Doctors flock to Kuujjuaq’s hospital

“There was a miracle”

By JANE GEORGE

Why is Dr. Nathalie Boulanger, director of medicine for the Tulattavik hospital in Kuujjuaq, smiling? It’s because the 25-bed hospital is fully staffed with a team of doctors who live in the community— a situation that’s rare in northern hospitals and health care centres. (PHOTO BY JANE GEORGE)


Why is Dr. Nathalie Boulanger, director of medicine for the Tulattavik hospital in Kuujjuaq, smiling? It’s because the 25-bed hospital is fully staffed with a team of doctors who live in the community— a situation that’s rare in northern hospitals and health care centres. (PHOTO BY JANE GEORGE)

KUUJJUAQ — If you ask Dr. Nathalie Boulanger, director of medicine at Kuujjuaq’s Tulattavik hospital, why four newly-graduated doctors decided to move full-time to Kuujjuaq this September, her answer is short and sweet.

“There was a miracle,” said Boulanger, who has practiced in Kuujjuaq since 1991.

Four doctors, a man and three women, recently arrived in Kuujjuaq to practice in the hospital and to visit five outlying communities along Nunavik’s Ungava Bay coast.

“This is the first time in six years that we have a fully staffed hospital,” Boulanger said.

In addition to their duties in Kuujjuaq, the new doctors have each been assigned a community that they will visit once a month.

The doctors have different reasons behind their decision to come to Kuujjuaq: one had practiced for a short time in Chisasibi and Puvirnituq and liked the experience, convincing his spouse— also a doctor— to accompany him to Kuujjuaq; another simply wanted to come north.

A doctor, who had visited Iqaluit on medical evacuations, decided that Nunavik offered better working conditions than Nunavut.

Doctors who work full-time in Nunavik receive perks like 16 weeks of holiday, including 20 days a year for professional development, paid trips south for vacations and professional development, housing and a generous retention bonus.

The package is part of Quebec’s effort to supply medical services to its more remote regions like the Lower North Shore or Nunavik.

While the money allows doctors to pay off student loans or send cash back home, it’s not the lure of the cash that drew these young doctors to Kuujjuaq.

Money has never been the primary reason doctors come to Kuujjuaq, Boulanger said.

That’s because for years— even when more generous measures were put into place— it was impossible to build a new, permanent team of doctors in the community, she said.

The stable team that Boulanger had joined in the early 1990s dissolved about six years ago with the departure of five doctors who had lived in the community for years. Two years ago, Boulanger also began to split her time between Kuujjuaq and Montreal.

Meanwhile, other doctors came and went, leaving the hospital to rely on doctors who were there for periods of a week or two.

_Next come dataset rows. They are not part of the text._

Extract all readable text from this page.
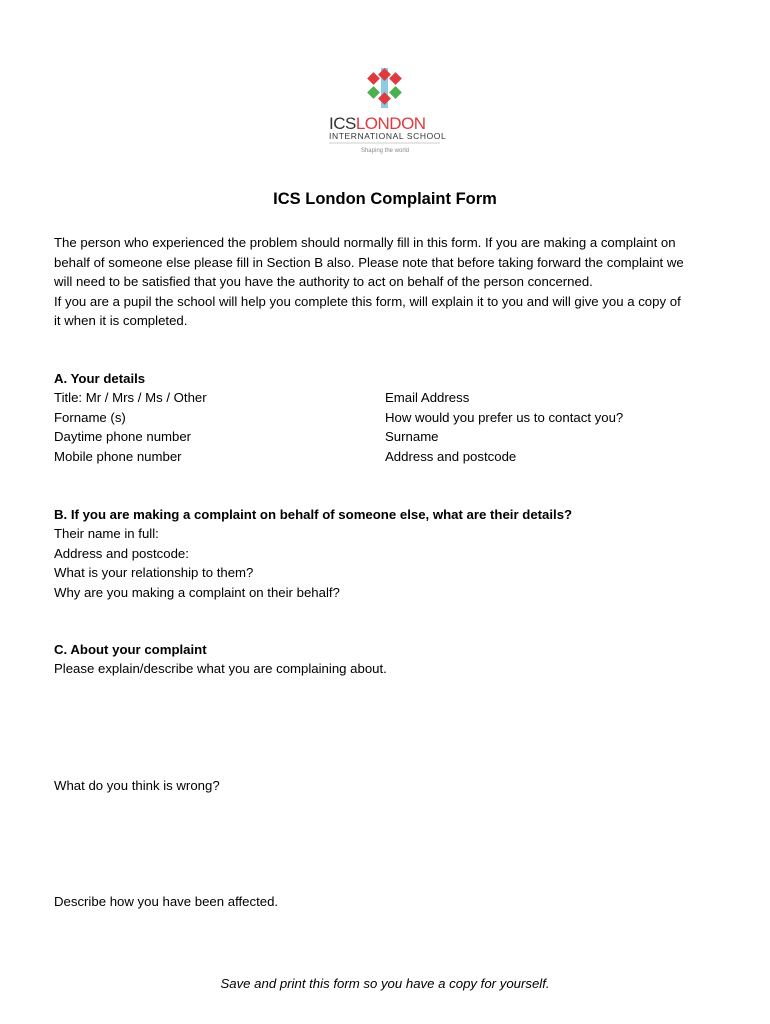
ICSLONDON
INTERNATIONAL SCHOOL
Shaping the world
ICS London Complaint Form

The person who experienced the problem should normally fill in this form. If you are making a complaint on

behalf of someone else please fill in Section B also. Please note that before taking forward the complaint we

will need to be satisfied that you have the authority to act on behalf of the person concerned.

If you are a pupil the school will help you complete this form, will explain it to you and will give you a copy of

it when it is completed.

A. Your details
Title: Mr / Mrs / Ms / Other
Forname (s)
Daytime phone number
Mobile phone number
Email Address
How would you prefer us to contact you?
Surname
Address and postcode
B. If you are making a complaint on behalf of someone else, what are their details?
Their name in full:
Address and postcode:
What is your relationship to them?
Why are you making a complaint on their behalf?
C. About your complaint
Please explain/describe what you are complaining about.
What do you think is wrong?
Describe how you have been affected.

Save and print this form so you have a copy for yourself.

In addition to Boulanger, only one doctor now practicing in Kuujjuaq has more than a year’s full-time experience in the community.

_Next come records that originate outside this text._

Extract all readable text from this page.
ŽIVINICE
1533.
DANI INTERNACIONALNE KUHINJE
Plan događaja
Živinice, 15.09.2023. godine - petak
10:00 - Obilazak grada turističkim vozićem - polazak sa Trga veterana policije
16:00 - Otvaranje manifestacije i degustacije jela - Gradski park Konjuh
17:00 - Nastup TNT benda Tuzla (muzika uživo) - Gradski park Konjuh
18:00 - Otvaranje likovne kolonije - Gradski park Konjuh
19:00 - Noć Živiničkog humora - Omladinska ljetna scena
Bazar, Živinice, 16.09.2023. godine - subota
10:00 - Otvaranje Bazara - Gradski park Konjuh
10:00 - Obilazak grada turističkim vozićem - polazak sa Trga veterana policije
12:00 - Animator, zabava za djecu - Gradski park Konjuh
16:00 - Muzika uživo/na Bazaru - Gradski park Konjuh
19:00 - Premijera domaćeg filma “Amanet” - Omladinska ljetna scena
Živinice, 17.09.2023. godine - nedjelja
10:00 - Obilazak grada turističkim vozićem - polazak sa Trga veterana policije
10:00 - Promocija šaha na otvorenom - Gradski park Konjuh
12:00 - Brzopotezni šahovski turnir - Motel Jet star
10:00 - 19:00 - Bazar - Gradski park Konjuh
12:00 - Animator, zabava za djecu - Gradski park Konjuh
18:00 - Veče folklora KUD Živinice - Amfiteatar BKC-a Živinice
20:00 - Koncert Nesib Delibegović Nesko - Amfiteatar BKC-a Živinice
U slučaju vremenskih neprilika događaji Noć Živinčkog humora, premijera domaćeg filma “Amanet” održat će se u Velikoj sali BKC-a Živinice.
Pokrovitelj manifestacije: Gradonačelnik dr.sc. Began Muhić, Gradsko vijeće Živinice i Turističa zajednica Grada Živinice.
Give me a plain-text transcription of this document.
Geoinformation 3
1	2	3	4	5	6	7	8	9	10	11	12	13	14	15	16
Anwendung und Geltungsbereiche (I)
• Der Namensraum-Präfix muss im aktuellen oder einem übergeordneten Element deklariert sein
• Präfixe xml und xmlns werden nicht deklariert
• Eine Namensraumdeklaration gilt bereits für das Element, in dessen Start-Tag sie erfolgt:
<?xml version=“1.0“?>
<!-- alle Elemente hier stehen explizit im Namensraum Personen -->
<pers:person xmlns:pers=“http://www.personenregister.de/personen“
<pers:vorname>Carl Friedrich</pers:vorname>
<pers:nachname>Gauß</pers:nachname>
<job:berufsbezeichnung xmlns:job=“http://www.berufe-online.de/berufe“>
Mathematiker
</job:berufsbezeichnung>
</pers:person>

Despite the full-staffing at Tulattavik, recruitment efforts continue: two young recent graduates from McGill University’s medical school came to Kuujjuaq this month, as part of their effort to see where they want to settle after they finish their residency.

Word-of-mouth played into their decision to come to Tulattavik, they said, because the hospital gained a good reputation among doctors.

But those years without stability in the medical staff did affect patient follow-up as cases bounced from one doctor to another, Boulanger said.

The hospital also had to cut out deliveries, sending pregnant women to Montreal— although now that’s something it’s trying to change now with the presence of a full-time midwife in Kuujjuaq.

For now, the new doctors are settling in, exploring Kuujjuaq and eager to see the communities they will regularly visit.